La casa deshabitada de Blasco Ibáñez estaba llena de la fruta de Julieta. Todas las estancias vacías olían a su sexo. De pie en aquella habitación se dejaba acariciar y encendida por la pasión me decía besándome el cuello mon petit mignon, mon petit mignon y desde allí se oía el oleaje casi al pie de la ventana.
—Arriba hay colchonetas —murmuró Marisa en mi oído.
—Espera.
—¿Qué vas a hacer?
—Te voy a preparar un lecho de rosas —le dije.

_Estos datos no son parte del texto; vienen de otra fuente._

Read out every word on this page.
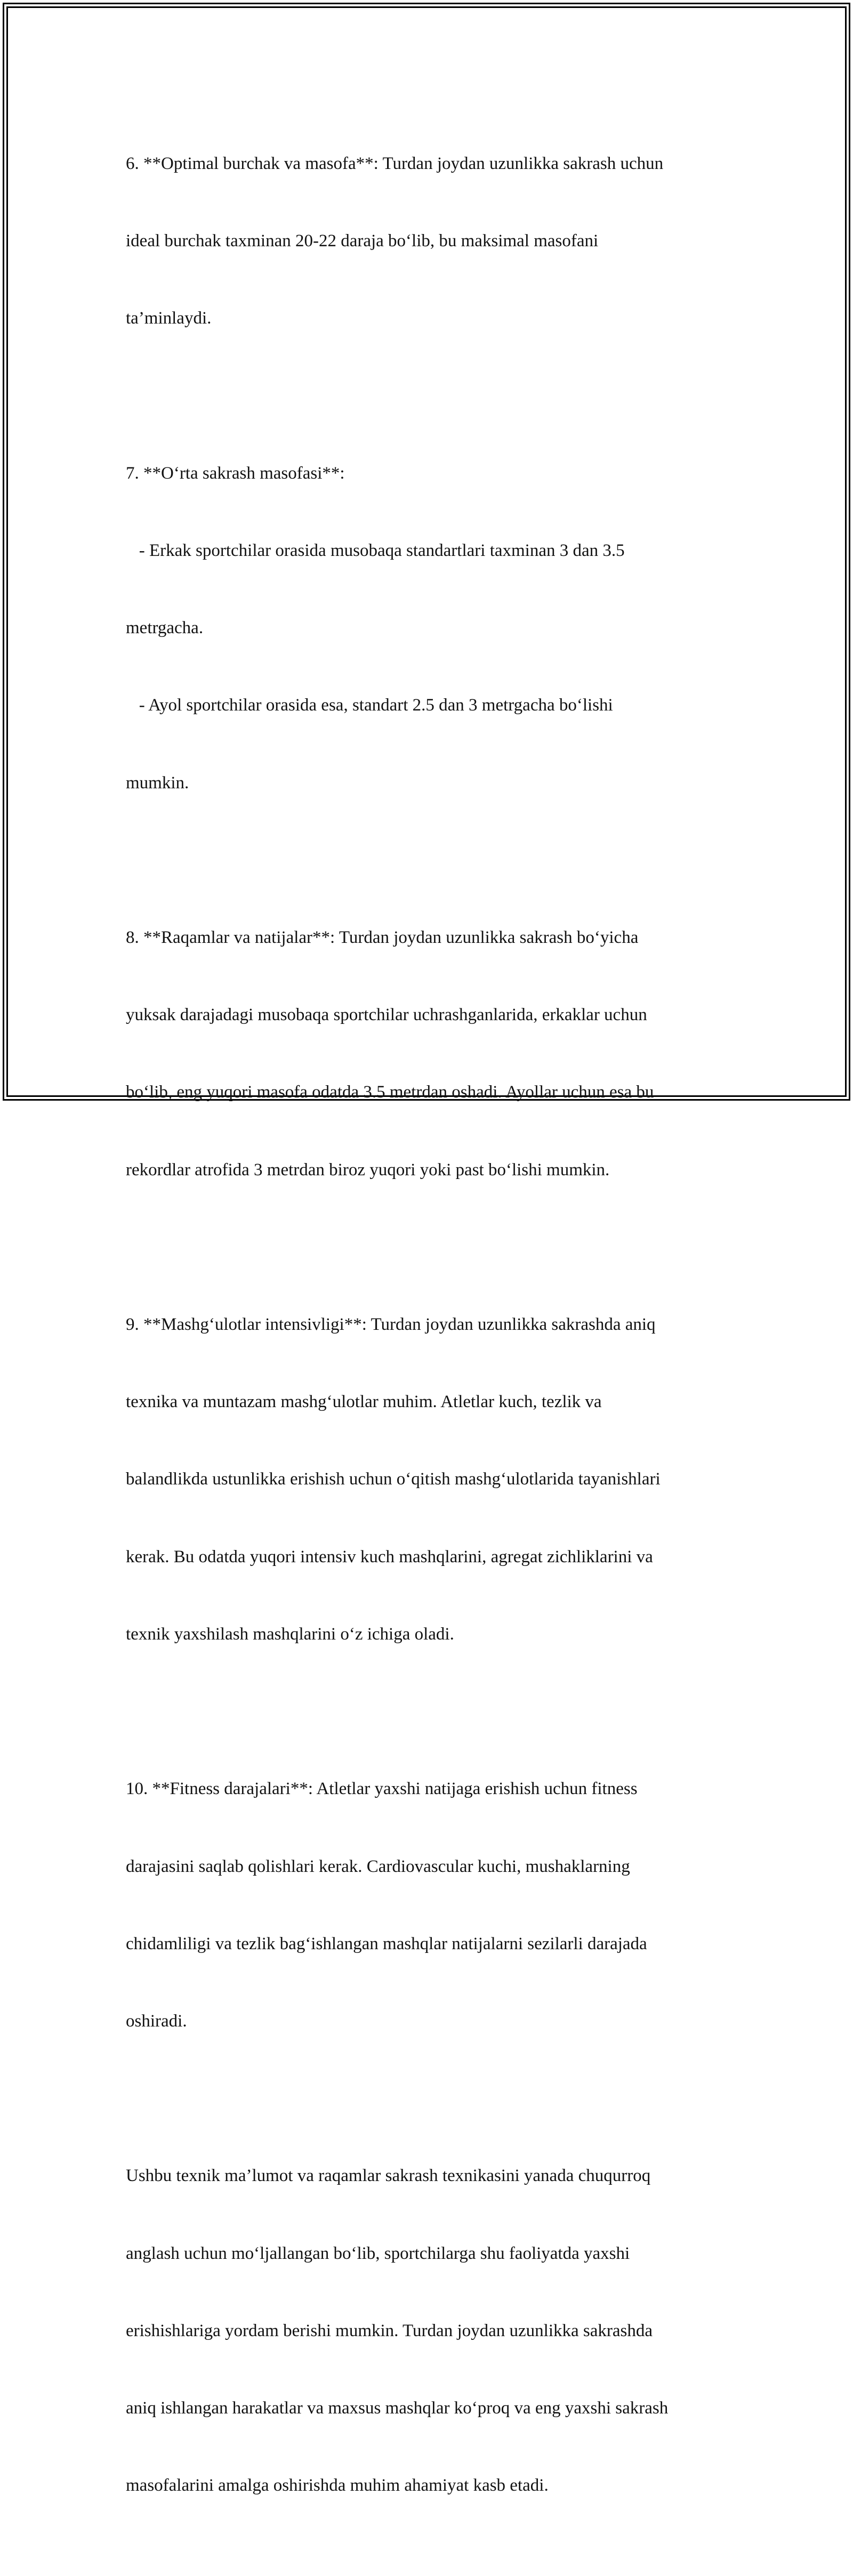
6. **Optimal burchak va masofa**: Turdan joydan uzunlikka sakrash uchun

ideal burchak taxminan 20-22 daraja bo‘lib, bu maksimal masofani

ta’minlaydi.

7. **O‘rta sakrash masofasi**:

- Erkak sportchilar orasida musobaqa standartlari taxminan 3 dan 3.5

metrgacha.

- Ayol sportchilar orasida esa, standart 2.5 dan 3 metrgacha bo‘lishi

mumkin.

8. **Raqamlar va natijalar**: Turdan joydan uzunlikka sakrash bo‘yicha

yuksak darajadagi musobaqa sportchilar uchrashganlarida, erkaklar uchun

bo‘lib, eng yuqori masofa odatda 3.5 metrdan oshadi. Ayollar uchun esa bu

rekordlar atrofida 3 metrdan biroz yuqori yoki past bo‘lishi mumkin.

9. **Mashg‘ulotlar intensivligi**: Turdan joydan uzunlikka sakrashda aniq

texnika va muntazam mashg‘ulotlar muhim. Atletlar kuch, tezlik va

balandlikda ustunlikka erishish uchun o‘qitish mashg‘ulotlarida tayanishlari

kerak. Bu odatda yuqori intensiv kuch mashqlarini, agregat zichliklarini va

texnik yaxshilash mashqlarini o‘z ichiga oladi.

10. **Fitness darajalari**: Atletlar yaxshi natijaga erishish uchun fitness

darajasini saqlab qolishlari kerak. Cardiovascular kuchi, mushaklarning

chidamliligi va tezlik bag‘ishlangan mashqlar natijalarni sezilarli darajada

oshiradi.

Ushbu texnik ma’lumot va raqamlar sakrash texnikasini yanada chuqurroq

anglash uchun mo‘ljallangan bo‘lib, sportchilarga shu faoliyatda yaxshi

erishishlariga yordam berishi mumkin. Turdan joydan uzunlikka sakrashda

aniq ishlangan harakatlar va maxsus mashqlar ko‘proq va eng yaxshi sakrash

masofalarini amalga oshirishda muhim ahamiyat kasb etadi.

Extendí sobre las baldosas toda la colección de la revista Jerarquía y otros periódicos, 7 Fechas, El Español, el Arriba y todos los folletos de Falange hasta formar un petate que en seguida comenzó a crujir bajo el cuerpo desnudo de Julieta que el sol había abrasado. En un momento de amor ella quiso quitarme el bañador y forcejeaba con los ojos cerrados gimiendo y sólo lo consiguió después de desgarrarlo en varios jirones y entonces Julieta gritaba mon chéri, mon chéri y su voz hacía eco en varias estancias de aquella casa deshabitada que había quedado casi a oscuras. Estuvimos un rato abrazados bajo un montón de periódicos de la Falange destrozados al final del combate. Después nos vestimos en silencio. Cogí el bañador de algodón y desde la ventana lo arrojé al jardín. Cayó sobre un arbusto de adelfas. Allí se quedó. Era casi de noche. Bajo el cañizo de Casa Carmela unos pescadores jugaban a las cartas y un grupo de estudiantes cantaba sola se queda Fonseca.
—¿Quién era Blasco Ibáñez? —me preguntó Julieta.
—Un escritor.
—¿Un escritor famoso?
—Sí.
Cogimos el último tranvía de la Malvarrosa que iba a Valencia. En la jardinera volvía la gente llena de sol, muy cansada. Marisa al final del viaje había reclinado la cabeza en mi hombro y se había quedado dormida con la bolsa y el cartapacio de las acuarelas a los pies. Al día siguiente me examiné de Filosofía del Derecho. Me preguntaron algo sobre Luis Vives. Hablé de la armonía vital que yo había subrayado con lápiz rojo. Saqué un notable y con eso me convertí en un licenciado.